Self portrait - David A. Siqueiros |
- David Alfaro Siqueiros was a Mexican painter, born in Chihuahua, and trained in art in Mexico City. From 1920 to 1922 he lived in Spain and Belgium.
- After his return to Mexico, Siqueiros took part in the revival of fresco painting effected by govern-ment sponsorship of mural decorations in public buildings, and became one of the best-known Mexican painters, generally being ranked with Diego Rivera and José Clemente Orozco.
- David Alfaro Siqueiros also participated in left-wing political activity, becoming a member of the Communist Party; in 1930 he served a term in prison for revolutionary agitation. Subsequently he was commissioned to execute frescoes in the United States.
- His bold and vividly colored paintings, often representing contorted and intensely emotional figures, became famous throughout the Western Hemisphere, and he received commissions to work in Uruguay and Argentina in 1932 and in Brazil in 1934.
- During the civil war in Spain, from 1936 to 1939, Siqueiros served with the Republican forces as a lieutenant colonel.
- In 1940, after his return to México, Siqueiros was suspected by the police of complicity in the assassination in Mexico City of the Russian political exile Leon Trotsky.
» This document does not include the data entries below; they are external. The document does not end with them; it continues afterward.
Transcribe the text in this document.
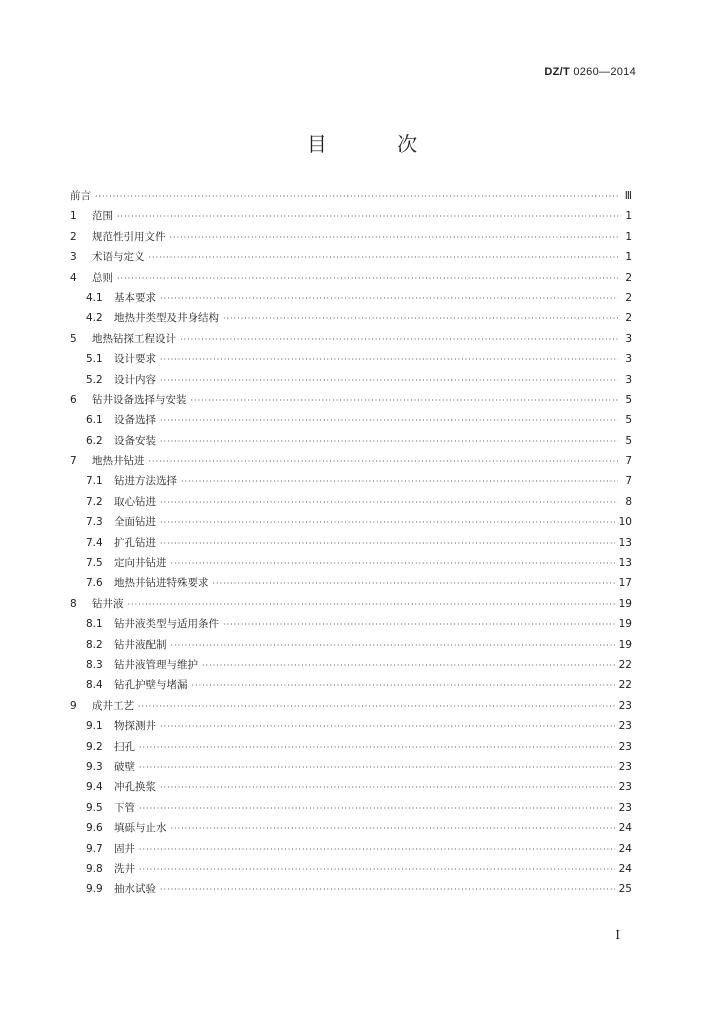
DZ/T 0260—2014
目 次
前言 ·····	Ⅲ
1	范围 ·····	1
2	规范性引用文件 ·····	1
3	术语与定义 ·····	1
4	总则 ·····	2
4.1	基本要求 ·····	2
4.2	地热井类型及井身结构 ·····	2
5	地热钻探工程设计 ·····	3
5.1	设计要求 ·····	3
5.2	设计内容 ·····	3
6	钻井设备选择与安装 ·····	5
6.1	设备选择 ·····	5
6.2	设备安装 ·····	5
7	地热井钻进 ·····	7
7.1	钻进方法选择 ·····	7
7.2	取心钻进 ·····	8
7.3	全面钻进 ·····	10
7.4	扩孔钻进 ·····	13
7.5	定向井钻进 ·····	13
7.6	地热井钻进特殊要求 ·····	17
8	钻井液 ·····	19
8.1	钻井液类型与适用条件 ·····	19
8.2	钻井液配制 ·····	19
8.3	钻井液管理与维护 ·····	22
8.4	钻孔护壁与堵漏 ·····	22
9	成井工艺 ·····	23
9.1	物探测井 ·····	23
9.2	扫孔 ·····	23
9.3	破壁 ·····	23
9.4	冲孔换浆 ·····	23
9.5	下管 ·····	23
9.6	填砾与止水 ·····	24
9.7	固井 ·····	24
9.8	洗井 ·····	24
9.9	抽水试验 ·····	25
I
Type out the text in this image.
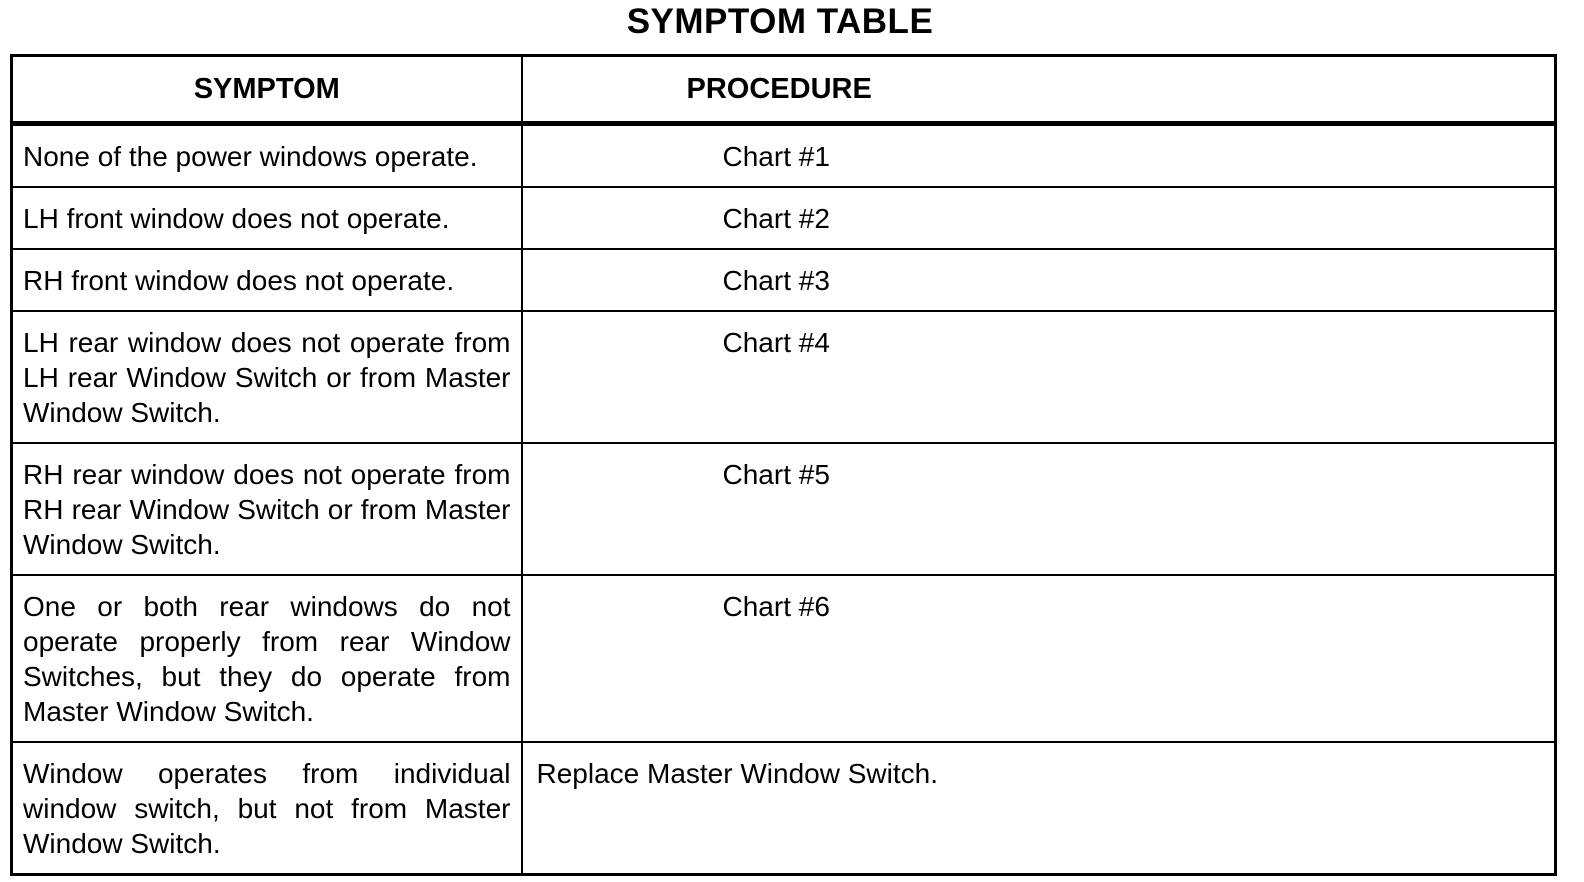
SYMPTOM TABLE
SYMPTOM	PROCEDURE
None of the power windows operate.	Chart #1
LH front window does not operate.	Chart #2
RH front window does not operate.	Chart #3
LH rear window does not operate from LH rear Window Switch or from Master Window Switch.	Chart #4
RH rear window does not operate from RH rear Window Switch or from Master Window Switch.	Chart #5
One or both rear windows do not operate properly from rear Window Switches, but they do operate from Master Window Switch.	Chart #6
Window operates from individual window switch, but not from Master Window Switch.	Replace Master Window Switch.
At first the Mexican government sought his arrest but later dropped all charges against him.
- In 1946 David Alfaro Siqueiros went to Italy on the invitation of the Italian government and painted a number of frescoes in Rome. In addition to his mural paintings he executed many panel paintings, often in hard enamel. Among these panel paintings are "Proletarian Victim" (1933), "Collective Suicide" (1936), "Echo of a Scream" (1937), and "The Sob" (1939).